Dynamical significance of the Tanlu Fault Zone in the destruction of the North China Craton: The evidence provided by the three-dimensional Magnetotelluric array study

Abstract

Abstract Due to the subduction of the Paleo-Pacific Plate below the East Asian continent, the North China Craton (NCC) is considered to have been thinned in the Mesozoic, with the lithosphere of its east portion significantly thinned. As the eastern boundary of the NCC, The Tanlu Fault Zone (TLFZ) is one of the largest strike-slip fault systems in eastern Asia. Tanlu is believed to have recorded the destabilization of the NCC. Magnetotelluric array data collected in the TLFZ and adjacent areas are obtained to image the lithospheric three-dimensional resistivity structure and to discuss the structural constraints on this event. According to the resistivity model from the three-dimensional inversion, the crust of the Luxi Uplift (LXU) to the west of the TLFZ and the crust of the Sulu Orogenic Belt (SOB) to the east of the TLFZ exhibits high resistivity (>300 Ωm). Lithospheric mantle of the SOB also exhibits highly resistive characteristics.
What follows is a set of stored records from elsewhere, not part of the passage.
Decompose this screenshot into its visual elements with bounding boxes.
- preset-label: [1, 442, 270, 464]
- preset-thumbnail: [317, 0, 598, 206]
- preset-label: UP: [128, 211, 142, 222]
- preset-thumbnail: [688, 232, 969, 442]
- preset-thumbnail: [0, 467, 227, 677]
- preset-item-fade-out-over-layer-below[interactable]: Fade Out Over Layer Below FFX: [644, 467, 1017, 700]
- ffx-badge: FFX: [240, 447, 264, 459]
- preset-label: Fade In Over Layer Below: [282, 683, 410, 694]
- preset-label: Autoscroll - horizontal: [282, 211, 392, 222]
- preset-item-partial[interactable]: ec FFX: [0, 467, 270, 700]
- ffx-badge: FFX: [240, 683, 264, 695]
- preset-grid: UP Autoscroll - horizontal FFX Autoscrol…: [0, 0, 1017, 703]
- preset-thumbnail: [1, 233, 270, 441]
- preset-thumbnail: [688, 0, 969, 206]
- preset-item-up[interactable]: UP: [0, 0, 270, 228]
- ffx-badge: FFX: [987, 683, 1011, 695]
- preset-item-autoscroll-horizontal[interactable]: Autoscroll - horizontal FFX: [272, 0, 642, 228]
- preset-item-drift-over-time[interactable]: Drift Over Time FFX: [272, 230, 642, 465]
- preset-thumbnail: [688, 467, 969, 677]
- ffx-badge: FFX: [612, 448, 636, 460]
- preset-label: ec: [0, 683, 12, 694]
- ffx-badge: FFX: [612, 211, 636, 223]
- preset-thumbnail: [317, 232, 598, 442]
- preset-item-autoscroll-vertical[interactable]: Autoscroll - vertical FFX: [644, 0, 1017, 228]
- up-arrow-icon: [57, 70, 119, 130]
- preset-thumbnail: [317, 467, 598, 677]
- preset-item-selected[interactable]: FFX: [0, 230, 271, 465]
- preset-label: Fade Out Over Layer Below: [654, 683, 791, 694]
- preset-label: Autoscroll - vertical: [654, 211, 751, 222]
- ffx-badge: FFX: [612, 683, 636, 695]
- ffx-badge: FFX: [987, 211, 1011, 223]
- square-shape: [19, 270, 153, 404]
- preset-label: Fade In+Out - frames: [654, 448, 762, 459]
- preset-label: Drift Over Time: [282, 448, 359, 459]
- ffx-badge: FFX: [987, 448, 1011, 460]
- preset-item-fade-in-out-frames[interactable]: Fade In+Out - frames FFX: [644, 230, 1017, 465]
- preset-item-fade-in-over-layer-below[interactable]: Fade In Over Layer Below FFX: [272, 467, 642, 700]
Conversely, the LXU mantle showed distinct low-resistivity characteristics (C3). Low-resistivity anomalies were found corresponding to both branches of the TLFZ. The eastern branch is a lithospheric low-resistivity belt, while the western branch formed a significant mantle resistivity boundary between the low-resistivity LXU and the high-resistivity SOB. Thus, we considered that molten materials may have upwelled along the weak area of the western branch, inducing a significant lithospheric thinning beneath the LXU. On the other hand, the lithosphere of the SOB has not been significantly thinned according to its high resistivity. The significant contrast of the resistivity may indicate that the western branch of the TLFZ is the boundary between the NCC and the SOB, with the sinistral strike-slip occurring along it.